Measures aimed at cutting the time transgender people have to wait for a consultation at an NHS gender identity clinic (GIC) have been introduced.

NHS guidelines say patients should have an initial appointment within 18 weeks, but in Leeds the average is about 83.

Extra funding has been secured to address concerns about a lack of support for those on the waiting list.

Leeds and York Partnership NHS Foundation Trust (LYPFT) said it hoped to meet its target by October 2018.

The Leeds GIC is one of seven adult clinics in England.

'Frustrating and dangerous'

In 2015/16 it received 533 referrals from GPs of which 370 came from outside of Yorkshire and The Humber, predominantly from the North West where there are no clinics.

LYPFT said it had introduced a new screening process to identify those unsuitable for the service more quickly and is recruiting peer support workers in West Yorkshire and Manchester to support those waiting for a consultation.

It has also secured "significant investment" from NHS England to increase staffing capacity to a level it says will allow it to handle 40 extra assessments a month.

Image caption Jackie Kernaghan said the lengthy waits could be "frustrating and dangerous" for transgender people

Jackie Kernaghan, 21, from York, has been on the waiting list for Leeds GIC since August 2014.

She said the wait was both "frustrating and dangerous" for transgender people.

"You are very much left alone," she said.

"There's no contact to see how you are doing, it's very much that you are on the waiting list and you just have to wait.

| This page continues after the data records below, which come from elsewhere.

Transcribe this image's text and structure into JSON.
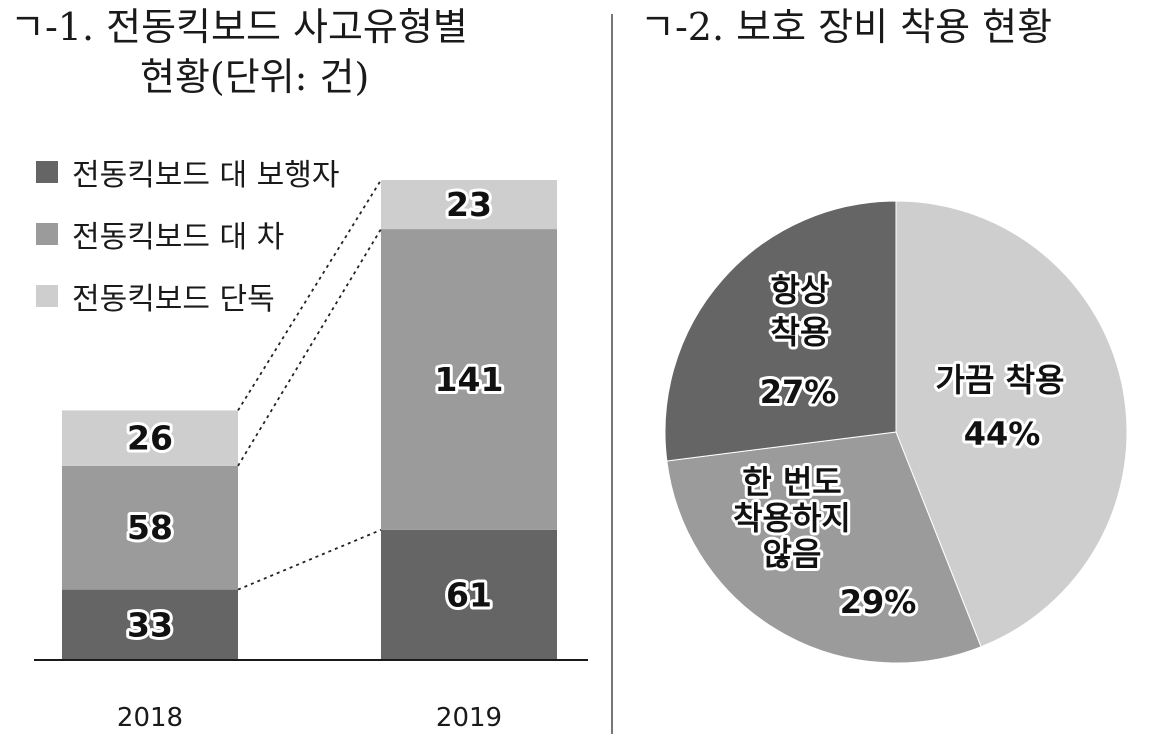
{
  "titles": {
    "left_line1": "ㄱ-1. 전동킥보드 사고유형별",
    "left_line2": "현황(단위: 건)",
    "right": "ㄱ-2. 보호 장비 착용 현황"
  },
  "colors": {
    "pedestrian": "#656565",
    "car": "#9b9b9b",
    "solo": "#cecece",
    "axis": "#1a1a1a"
  },
  "chart_data": [
    {
      "type": "bar",
      "stacked": true,
      "categories": [
        "2018",
        "2019"
      ],
      "series": [
        {
          "name": "전동킥보드 대 보행자",
          "values": [
            33,
            61
          ]
        },
        {
          "name": "전동킥보드 대 차",
          "values": [
            58,
            141
          ]
        },
        {
          "name": "전동킥보드 단독",
          "values": [
            26,
            23
          ]
        }
      ],
      "ylim": [
        0,
        225
      ],
      "legend": "top-left",
      "grid": false
    },
    {
      "type": "pie",
      "slices": [
        {
          "label": "가끔 착용",
          "lines": [
            "가끔 착용"
          ],
          "value": 44,
          "display": "44%"
        },
        {
          "label": "한 번도 착용하지 않음",
          "lines": [
            "한 번도",
            "착용하지",
            "않음"
          ],
          "value": 29,
          "display": "29%"
        },
        {
          "label": "항상 착용",
          "lines": [
            "항상",
            "착용"
          ],
          "value": 27,
          "display": "27%"
        }
      ]
    }
  ]
}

"A lot of transgender people are in very vulnerable positions that can only be aggravated by a long waiting period."

Other GICs have also seen a similar increase in demand.

At Sheffield GIC referrals have risen from 71 in 2010 to 350 in 2015, while the West London GIC, said referrals had risen on average 15% each year to 1,892 in 2015/16.

Andy Weir, from LYPFT, said through increasing capacity it expected to see a "significant drop" in waiting times and hoped the introduction of peer support workers would "ensure a more proactive period of support and signposting for service users".